On March 5th, Samsung announced that it has suspended shipments of all products to Russia “due to the current geopolitical developments.” In a statement emailed to Bloomberg, the company said that exports of all Samsung products ranging from chips to smartphone and consumer electronics have been suspended. Samsung has a TV production plant in Kaluga, Russia, according to Bloomberg, and besides its TV business, Samsung is the leading smartphone seller in Russia with a market share slightly above 30%. LG Electronics made a similar move on March 19th, announcing that it “is suspending all shipments to Russia and will continue to keep a close watch on the situation as it unfolds. We are deeply concerned for the health and safety of all people, and LG remains committed to supporting humanitarian relief efforts.”
DiScien reports that Samsung’s TV plant in Russia is operating normally, but this may change under pressure from either the Korean or Russian governments. Whereas in 2014, South Korea did not participate in sanctions on Russia, this year South Korea has announced several rounds of sanctions, including a ban on exports of strategic items and severing transactions with Russia’s central bank. South Korea’s further sanctions “will be in line with US financial sanctions,” according to a quote by an official in the country’s finance ministry. Samsung (and LG) might be subject to countersanctions imposed by the Russian government and may face a backlash from patriotic Russian consumers reducing purchases of Korean products, according to DiScien.
Finally, DiScien estimates that the war between Russia and Ukraine will indirectly lead to a 1M unit decline in global TV demand, mainly in Eastern Europe, Latin America, the Middle East and Africa. This indirect effect is attributed to inflation resulting from higher oil and gas prices and the spillover to higher shipping costs. Inflation has been a growing problem in many countries, and DiScien says that “among them, some countries in Eastern Europe/Latin America/Middle East Africa are already facing higher inflation rates, and because of the fragile economies, the probability of being affected by inflation in this event may be greater.”
Although I am not ready to make a quantitative estimate, I believe that this indirect impact may be substantially higher than the DiScien estimate of 1M. I think 1M is a sensible number to start, but mainly an indication that “this effect could be large, and we’ll be watching it.” DSCC estimates that the total TV market in the Middle East and Africa is 26M units and the market in Latin America is 30M units, so a decline in those regions of 1M represents only a 2% impact, and even if it were limited to MEA the impact is only 4%.
Higher inflation is seen not only in energy and shipping; perhaps the more important factor will be in food supply.

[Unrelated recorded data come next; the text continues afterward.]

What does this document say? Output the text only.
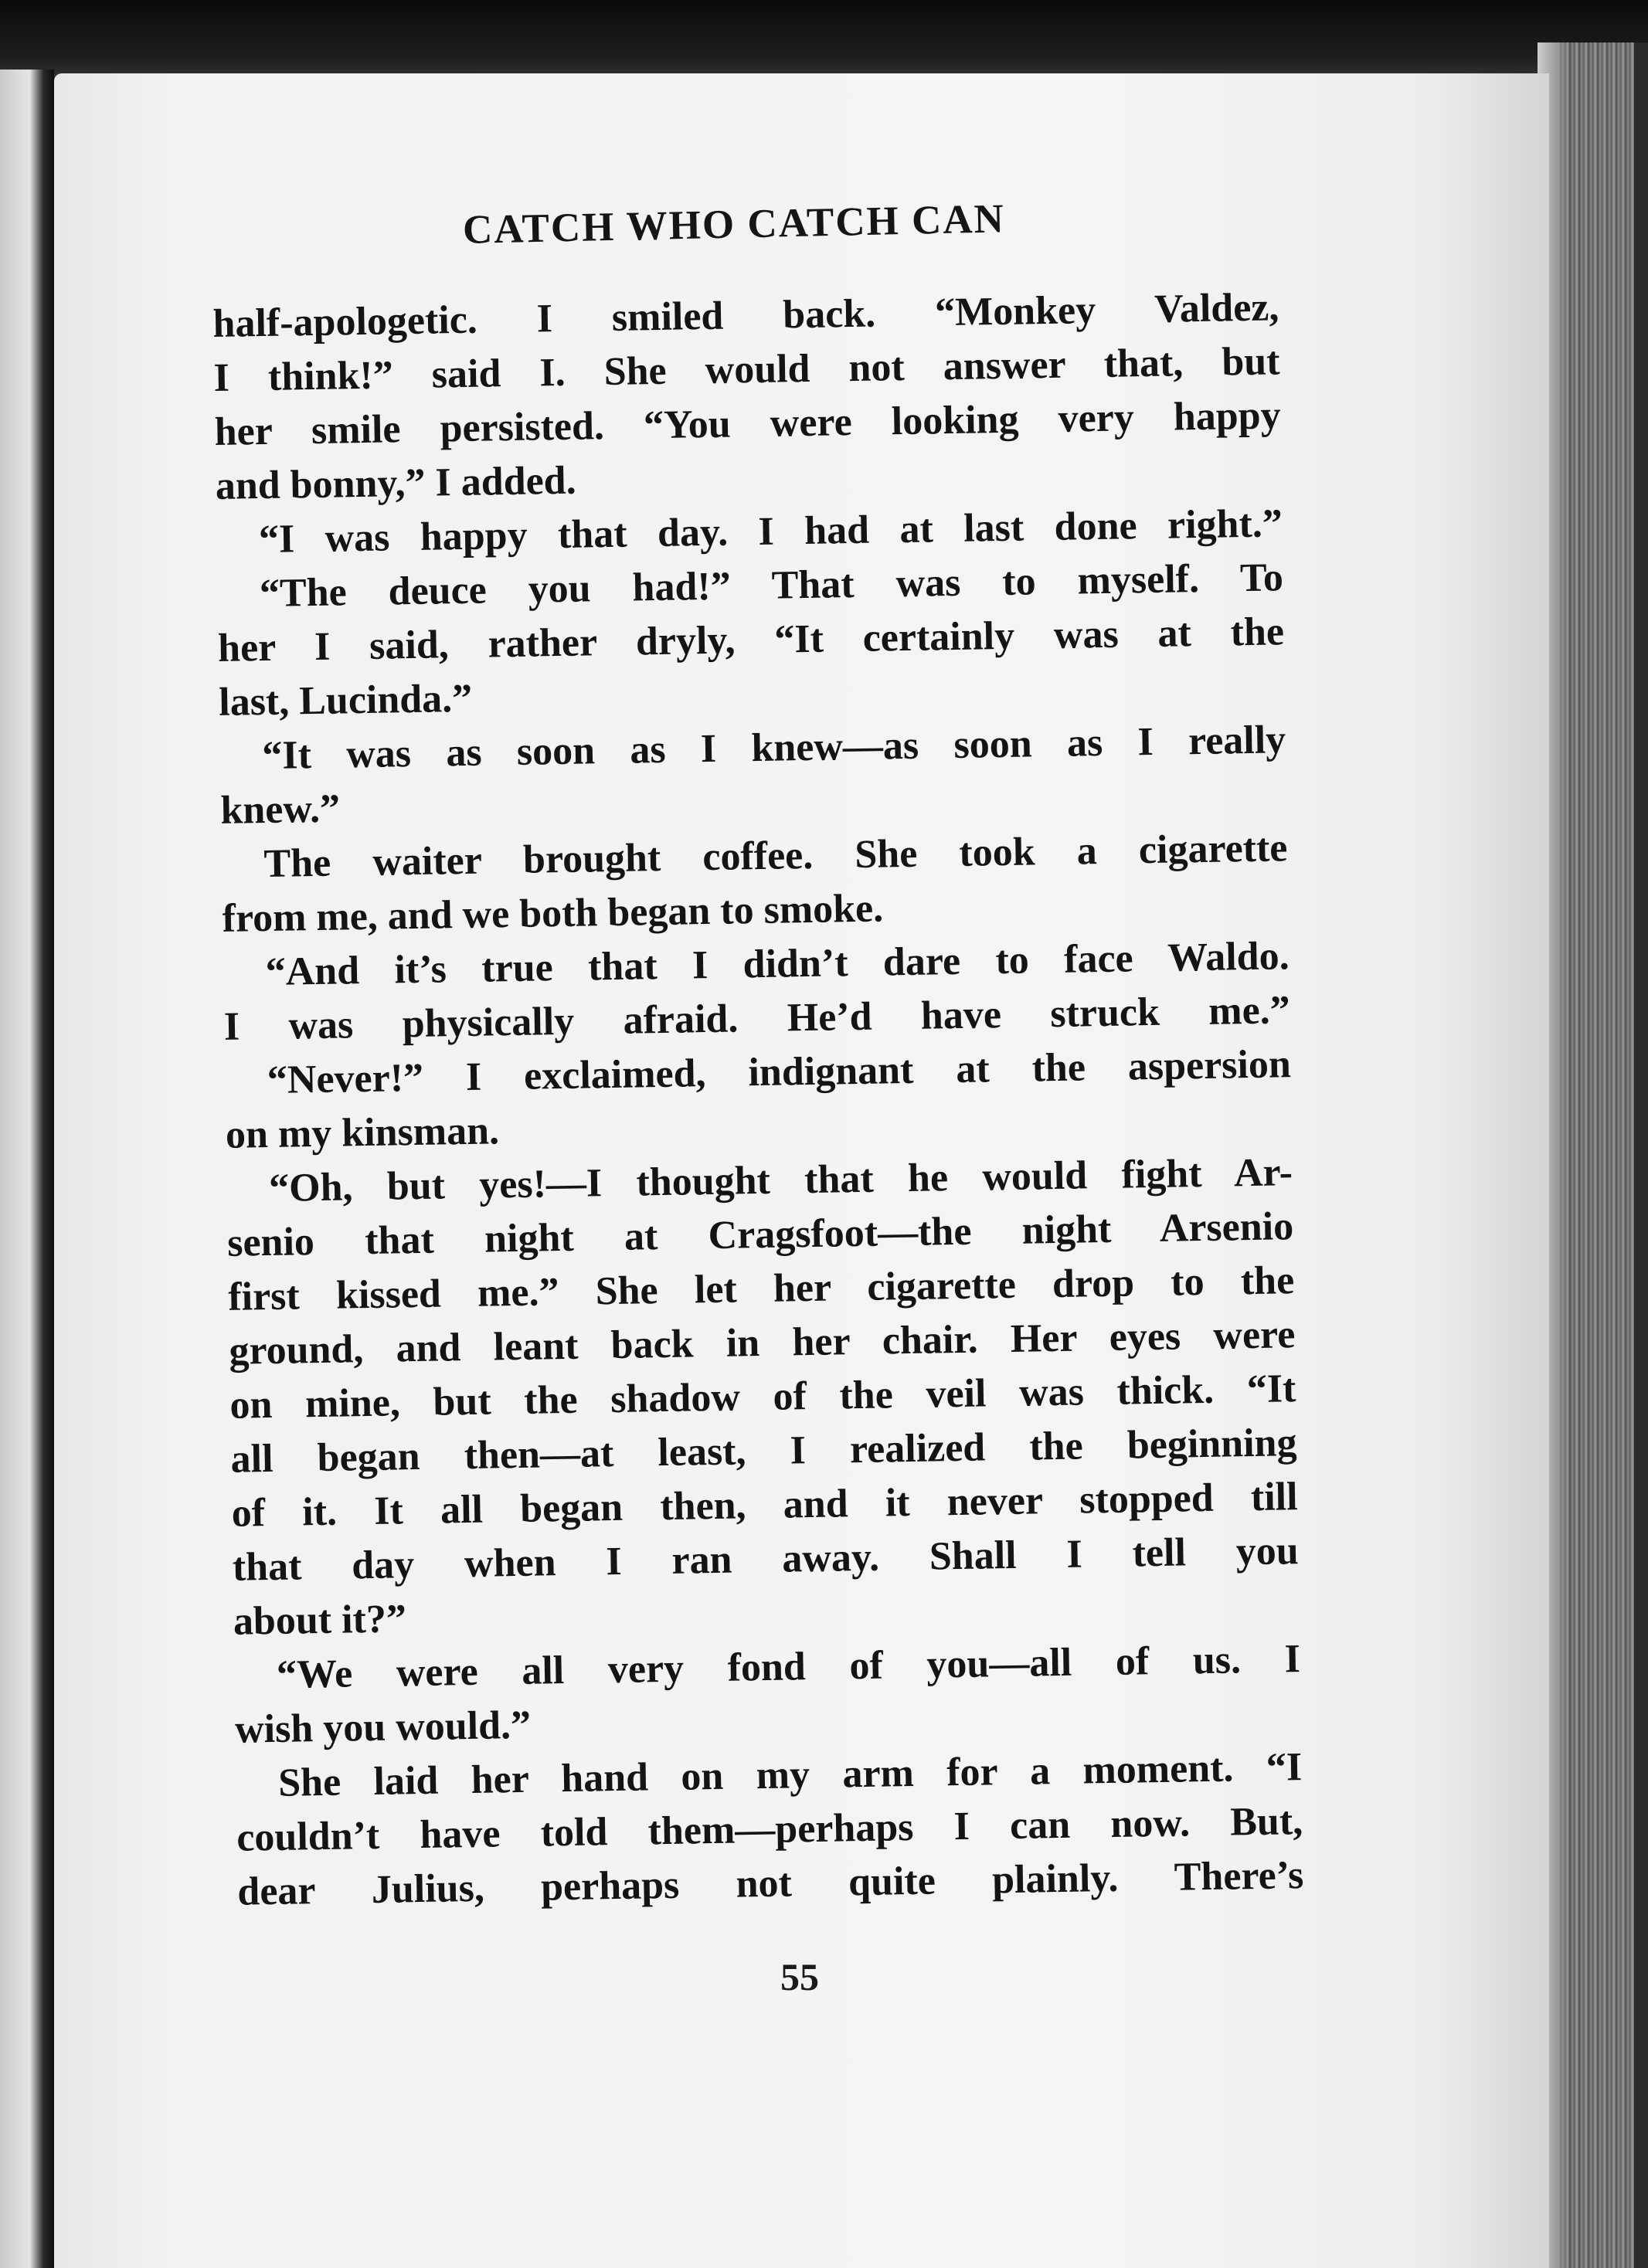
CATCH WHO CATCH CAN
half-apologetic. I smiled back. “Monkey Valdez,
I think!” said I. She would not answer that, but
her smile persisted. “You were looking very happy
and bonny,” I added.
“I was happy that day. I had at last done right.”
“The deuce you had!” That was to myself. To
her I said, rather dryly, “It certainly was at the
last, Lucinda.”
“It was as soon as I knew—as soon as I really
knew.”
The waiter brought coffee. She took a cigarette
from me, and we both began to smoke.
“And it’s true that I didn’t dare to face Waldo.
I was physically afraid. He’d have struck me.”
“Never!” I exclaimed, indignant at the aspersion
on my kinsman.
“Oh, but yes!—I thought that he would fight Ar-
senio that night at Cragsfoot—the night Arsenio
first kissed me.” She let her cigarette drop to the
ground, and leant back in her chair. Her eyes were
on mine, but the shadow of the veil was thick. “It
all began then—at least, I realized the beginning
of it. It all began then, and it never stopped till
that day when I ran away. Shall I tell you
about it?”
“We were all very fond of you—all of us. I
wish you would.”
She laid her hand on my arm for a moment. “I
couldn’t have told them—perhaps I can now. But,
dear Julius, perhaps not quite plainly. There’s
55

According to the Wall Street Journal, some 50 countries, mostly poorer nations, import 30% or more of their wheat supply from Russia and Ukraine. Most of this wheat is shipped through ports in the Black Sea, which is now closed to commercial shipping. Ukraine is responsible for 10% of global wheat exports, 14% of corn exports and about half of the world’s sunflower oil. On commodity markets, the price of wheat futures has increased 42% so far this year and the price of corn has increased 27%. Per the WSJ citing Trade Data Monitor statistics, Egypt and Indonesia are the largest buyers of Ukrainian wheat, each accounting for more than 3M tons. Other major buyers are Turkey and Pakistan, which imported 1.7M and 1.3M tons of wheat, respectively, from Ukraine in 2021.
The impact of the Russian invasion of Ukraine will reduce global TV demand in 2022, of that there can be no doubt. The direct impact on those two countries will be substantial for the local markets but will represent less than 2% of the global TV market of ~250M. The indirect impact on demand resulting from higher prices on oil, gas and food is much more difficult to quantify, but it may be much larger.